Ramesh Jagannathan spent much of his career turning light into images. By the time he retired, he was one of the field’s foremost innovators, holding more than 50 US patents. Yet, his curiosity was far from exhausted.
When an invitation from NYU Abu Dhabi to help build an innovation hub in the UAE arrived, it immediately sparked his interest. “It felt like a new frontier,” he says. “A chance to build something that mattered.”
A self-described “entrepreneurial technologist,” he has spent a lifetime moving between research, industry, and education — always guided by a personal rule: reinvent yourself every five years. “It keeps you uncomfortable,” he says. “Every time you start over, you realize how much you don’t know. But that’s where discovery happens.”
Jagannathan’s own reinventions have been far-reaching. After completing a PhD in chemical engineering at Clarkson University in New York, Jagannathan joined Eastman Kodak in the US, where he spent three decades transforming ideas into technologies that shaped the modern imaging industry.

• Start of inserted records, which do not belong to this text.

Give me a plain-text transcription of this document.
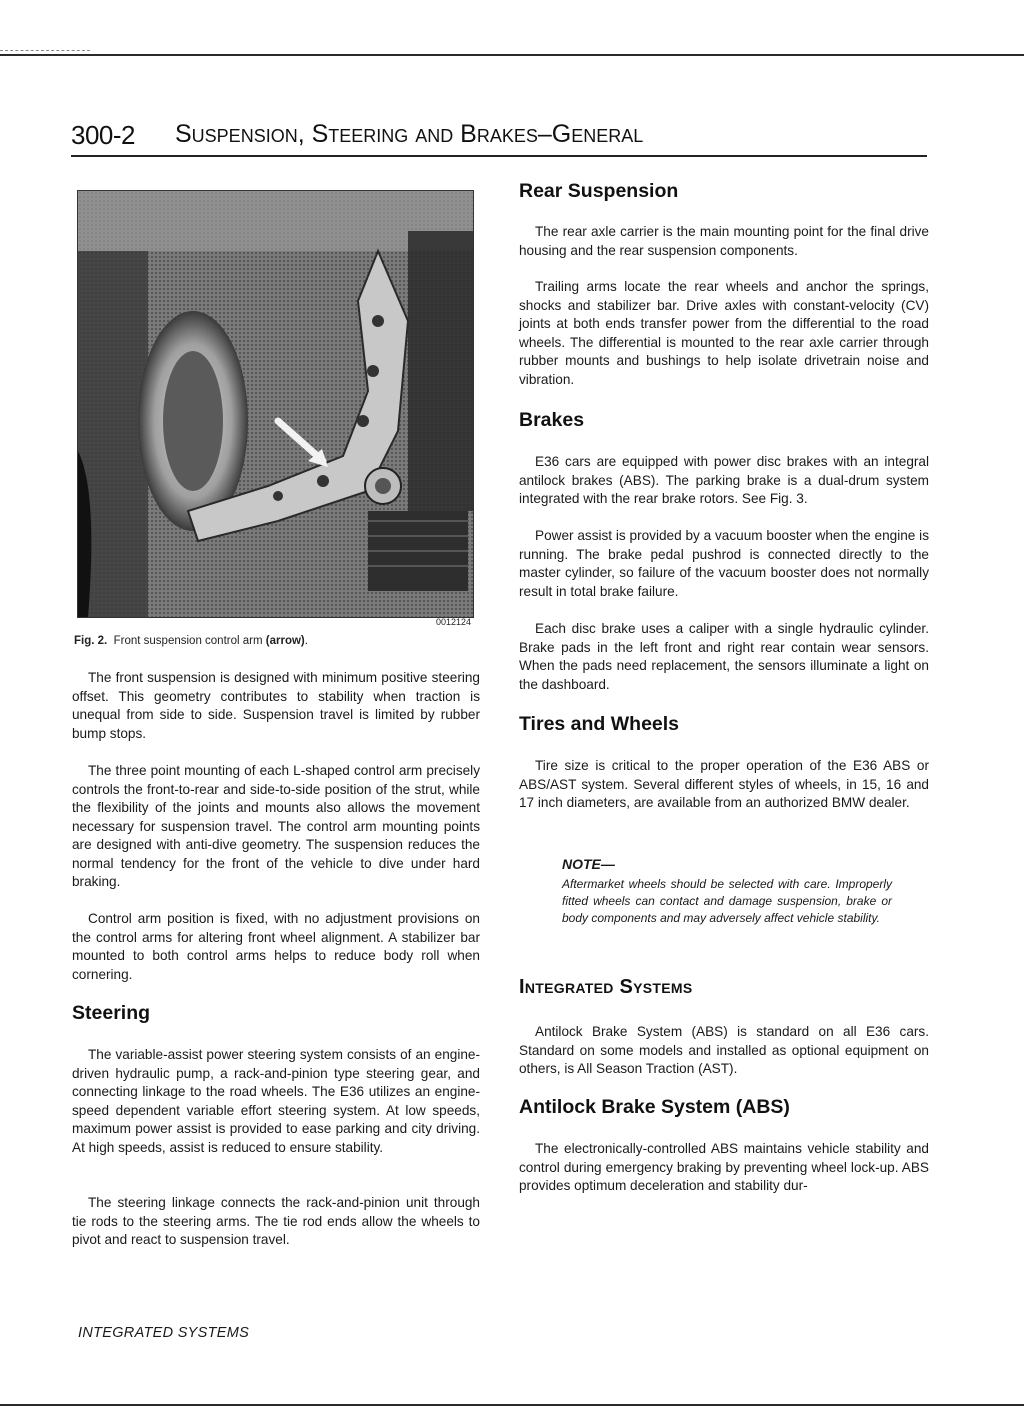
300-2 Suspension, Steering and Brakes–General
0012124
Fig. 2. Front suspension control arm (arrow).

The front suspension is designed with minimum positive steering offset. This geometry contributes to stability when traction is unequal from side to side. Suspension travel is limited by rubber bump stops.

The three point mounting of each L-shaped control arm precisely controls the front-to-rear and side-to-side position of the strut, while the flexibility of the joints and mounts also allows the movement necessary for suspension travel. The control arm mounting points are designed with anti-dive geometry. The suspension reduces the normal tendency for the front of the vehicle to dive under hard braking.

Control arm position is fixed, with no adjustment provisions on the control arms for altering front wheel alignment. A stabilizer bar mounted to both control arms helps to reduce body roll when cornering.

Steering

The variable-assist power steering system consists of an engine-driven hydraulic pump, a rack-and-pinion type steering gear, and connecting linkage to the road wheels. The E36 utilizes an engine-speed dependent variable effort steering system. At low speeds, maximum power assist is provided to ease parking and city driving. At high speeds, assist is reduced to ensure stability.

The steering linkage connects the rack-and-pinion unit through tie rods to the steering arms. The tie rod ends allow the wheels to pivot and react to suspension travel.

Rear Suspension

The rear axle carrier is the main mounting point for the final drive housing and the rear suspension components.

Trailing arms locate the rear wheels and anchor the springs, shocks and stabilizer bar. Drive axles with constant-velocity (CV) joints at both ends transfer power from the differential to the road wheels. The differential is mounted to the rear axle carrier through rubber mounts and bushings to help isolate drivetrain noise and vibration.

Brakes

E36 cars are equipped with power disc brakes with an integral antilock brakes (ABS). The parking brake is a dual-drum system integrated with the rear brake rotors. See Fig. 3.

Power assist is provided by a vacuum booster when the engine is running. The brake pedal pushrod is connected directly to the master cylinder, so failure of the vacuum booster does not normally result in total brake failure.

Each disc brake uses a caliper with a single hydraulic cylinder. Brake pads in the left front and right rear contain wear sensors. When the pads need replacement, the sensors illuminate a light on the dashboard.

Tires and Wheels

Tire size is critical to the proper operation of the E36 ABS or ABS/AST system. Several different styles of wheels, in 15, 16 and 17 inch diameters, are available from an authorized BMW dealer.

NOTE—

Aftermarket wheels should be selected with care. Improperly fitted wheels can contact and damage suspension, brake or body components and may adversely affect vehicle stability.

Integrated Systems

Antilock Brake System (ABS) is standard on all E36 cars. Standard on some models and installed as optional equipment on others, is All Season Traction (AST).

Antilock Brake System (ABS)

The electronically-controlled ABS maintains vehicle stability and control during emergency braking by preventing wheel lock-up. ABS provides optimum deceleration and stability dur-

INTEGRATED SYSTEMS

“I became fascinated with silver halide crystals — the light sensors inside traditional film,” he says. “Understanding their behaviour was like decoding nature itself.”
That fascination led to countless patents and innovations that underpinned Kodak’s multibillion-dollar photographic platforms.
“I started as an engineer and became a technologist,” he says. “At Kodak, you learned that invention alone wasn’t enough. You had to scale it, manufacture it, and make it work in the real world.”
Coming to Abu Dhabi
That same curiosity brought him to Abu Dhabi in 2009 as one of NYUAD’s founding faculty members. Tasked with helping build the engineering division, he quickly found a new challenge for his entrepreneurial mindset.
“It was a rare opportunity to help design an institution and an innovation ecosystem at the same time,” he says.
The UAE’s growing focus on technology and diversification soon created the ideal environment for his ideas. The government turned to Jagannathan to design a platform that could connect global startups, investors, and researchers — and startAD was born.
“The brief was simple,” he says. “Build an entrepreneurial engine for the nation.” Since then, startAD has supported more than 300 startups, created hundreds of jobs, and helped participants raise millions of dollars in funding. It has also become a model for ecosystem building in emerging markets.
Jagannathan credits its success to inclusion and accessibility. “We didn’t want just another accelerator,” he says. “We wanted to democratize entrepreneurship, to make it possible for anyone with an idea to test it, scale it, and bring it to market.”
That philosophy has led to initiatives such as the Emirati Women Achievers Program, which trains female entrepreneurs to launch and lead ventures across the UAE. “If you want a strong ecosystem,” he says, “you have to make sure everyone in it can rise.”
Even as he builds programs that look outward, Jagannathan’s own research remains deeply technical. In his Nano and Biomaterials Research Lab, he studies ultra-thin materials, including a gold-based crystal he calls Goldene, that could redefine future electronics.
“It’s one atom thick and shows extraordinary properties,” he explains. “It could lead to new transistors or help break down microplastics in water. Imagine a material that solves two of humanity’s biggest problems — energy and pollution — at once.”
That blend of scientific precision and entrepreneurial daring defines his outlook on Abu Dhabi’s future. “The UAE has imagination,” he says. “It’s not weighed down by legacy systems. That gives it agility, and agility is what drives innovation.”
Abu Dhabi is the next frontier of innovation
Jagannathan believes the emirate is poised to become a hub for what he calls the ‘Goldene Valley’ — the next generation of technological revolutions emerging across the Middle East, Africa, and South Asia.
“For decades, Silicon Valley symbolised the frontier of innovation,” he says. “Now, the next wave can come from this region, where the world’s next billion middle-class citizens are thriving. If we design for their realities and needs, we can build something transformative.”
After half a century spanning continents, industries, and disciplines, Jagannathan remains animated by the same curiosity that first drew him to science.
“I want to inspire people to dream big. Take calculated risks. Don’t be afraid of failure. Life is full of opportunities, and we discover ourselves through what we do,” he says.
“That discovery process should never stop. It’s not about money or fame, it’s about growth, and the peace that comes from finding purpose.”